Saturday, November 14th 2015, 7:05 am
French President Francois Hollande told his shell-shocked nation Saturday morning that the carnage Friday night in Paris was an "act of war" committed by the Islamic State of Iraq and Syria (ISIS).
"It's an act of war that was prepared, organized, planned from the outside and with accomplices on the inside," Hollande said in a live television address. He declared three days of mourning and put France's security agencies at their highest level of alert.
Less than an hour later, ISIS released its official statement claiming responsibility for the onslaught, calling it a "blessed invasion."
The well-coordinated series of terror attacks on Paris left more than 127 people dead, almost 100 more with serious injuries and double that number with minor wounds, according to French officials.
Two French police officials said that authorities have identified one of the suicide bombers who targeted Paris as a young Frenchman flagged in the past for links with an Islamic extremist activity.
The officials said the man was among attackers who blew himself up after a rampage and hostage-taking in a Paris concert hall.
Earlier, a U.S. intelligence official confirmed to CBS News that part of a Syrian passport was recovered where suicide bombers struck near France's national soccer stadium.
The official said a name and picture were recovered and the individual was not known to intelligence officials.
None of the attackers has been publicly identified.
ISIS is known to have been working on capabilities to attack Western Europe.
The group claims to have been behind the apparent bombing of a Russian jetlinerthat crashed in Egypt's Sinai Peninsula at the end of October, and U.S. officials say it's very likely that claim is legitimate.
Police in the French capital were still hunting Saturday morning for any possible attackers or accomplices linked to the six separate attacks. Eight terrorists were killed -- seven of them by suicide bombs and one by police.
ISIS' statement said a total of eight men "wearing suicide belts and machine guns" carried out the mission.
Suspicion quickly turned to Islamic extremists as the mayhem unfolded. They're angry at France's military operations against ISIS and al Qaeda affiliates in Syria.
ISIS and AQAP, al Qaeda's franchise in Yemen, were behind the attacks on satirical newspaper Charlie Hebdo this year and have hit Jewish and other sites in France in the past.
ISIS' Al-Hayat Media Center released a video Saturday featuring a bearded French-speaking militant, warning French citizens that, "as long as you keep bombing you will not live in peace. You will even fear traveling to the market." It was not clear, however, when the video was recorded.
Senior CBS News contributor and former deputy CIA director Mike Morell told Scott Pelley on the "CBS Evening News" Friday night that the attack was clearly well-coordinated.
"We're talking about a large group of them. We're talking about multiple simultaneous attacks, and they kept it secret; that is a very difficult thing to do," Morell said. "It requires operational sophistication. We haven't seen that level of sophistication since the London bombings" of 2005.

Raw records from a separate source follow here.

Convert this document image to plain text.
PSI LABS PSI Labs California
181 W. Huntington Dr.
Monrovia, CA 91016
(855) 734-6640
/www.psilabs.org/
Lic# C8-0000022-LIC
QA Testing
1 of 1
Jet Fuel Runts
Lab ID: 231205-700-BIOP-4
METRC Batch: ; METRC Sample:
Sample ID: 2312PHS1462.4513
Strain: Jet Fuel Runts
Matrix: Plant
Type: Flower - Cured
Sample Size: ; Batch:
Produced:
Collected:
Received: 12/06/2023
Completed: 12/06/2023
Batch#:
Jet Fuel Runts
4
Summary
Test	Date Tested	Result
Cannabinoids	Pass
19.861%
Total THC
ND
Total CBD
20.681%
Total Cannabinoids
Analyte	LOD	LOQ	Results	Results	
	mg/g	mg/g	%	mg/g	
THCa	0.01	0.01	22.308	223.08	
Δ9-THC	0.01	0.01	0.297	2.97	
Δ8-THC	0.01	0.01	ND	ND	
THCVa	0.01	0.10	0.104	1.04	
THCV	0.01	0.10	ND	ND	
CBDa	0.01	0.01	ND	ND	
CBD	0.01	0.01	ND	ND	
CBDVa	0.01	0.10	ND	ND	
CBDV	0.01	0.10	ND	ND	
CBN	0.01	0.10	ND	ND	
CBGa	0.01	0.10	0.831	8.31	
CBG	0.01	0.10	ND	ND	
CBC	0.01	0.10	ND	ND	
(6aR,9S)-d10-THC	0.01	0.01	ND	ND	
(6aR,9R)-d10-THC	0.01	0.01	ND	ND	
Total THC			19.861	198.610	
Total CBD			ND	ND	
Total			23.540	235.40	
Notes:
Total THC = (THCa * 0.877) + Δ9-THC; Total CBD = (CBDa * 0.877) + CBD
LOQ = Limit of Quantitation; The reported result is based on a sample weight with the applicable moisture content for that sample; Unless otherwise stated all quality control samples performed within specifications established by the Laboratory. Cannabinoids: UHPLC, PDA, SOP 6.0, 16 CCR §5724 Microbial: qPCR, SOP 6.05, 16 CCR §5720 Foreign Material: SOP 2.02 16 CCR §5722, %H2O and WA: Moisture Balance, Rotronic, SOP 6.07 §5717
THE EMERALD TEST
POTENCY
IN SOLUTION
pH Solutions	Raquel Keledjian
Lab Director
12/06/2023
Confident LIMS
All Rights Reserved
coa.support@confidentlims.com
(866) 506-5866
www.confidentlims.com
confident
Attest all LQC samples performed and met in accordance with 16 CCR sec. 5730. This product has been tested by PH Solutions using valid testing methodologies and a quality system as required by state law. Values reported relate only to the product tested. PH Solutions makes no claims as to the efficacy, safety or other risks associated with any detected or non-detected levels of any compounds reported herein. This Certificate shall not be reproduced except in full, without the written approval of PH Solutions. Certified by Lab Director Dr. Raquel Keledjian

Morell noted that ISIS "has been working on a capability to conduct attacks in Western Europe." AQAP already proved that capability with the attack on Charlie Hebdo.
If ISIS role in the attacks is certain, it could be indicative of a new and more structured effort by the group to project its influence well beyond the borders of the territory it holds in Iraq and Syria, says CBS News' Khaled Wassef, who monitors jihadist groups' activities closely.
In recent weeks, ISIS is believed to have inflicted more casualties in attacks carried out abroad -- taking into account the Russian plane, deadly bombings in Ankara, Turkey, and the Lebanese capital of Beirut -- than those carried out in Syria and Iraq combined.
The group has faced an increasing challenge on its own territory as Russia backs Syrian President Bashar Assad's forces in that country, and the U.S. military throws its weight behind Kurdish troops battling to reclaim ground from the terror group in northern Iraq.
There has been concern among European officials -- muted, perhaps by the overwhelming scale of the humanitarian catastrophe -- that ISIS and other terror groups operating in North Africa and the Middle East could try and sneak trained militants back into Europe amid the flood of migrants and refugees reaching the continent this year.
About 800,000 people have poured into southern Europe already in 2015, most of them by crossing the Mediterranean in over-packed boats set on a course for Italy or Greece by smugglers who charge hundreds or even thousands of dollars for a place on the risky journeys.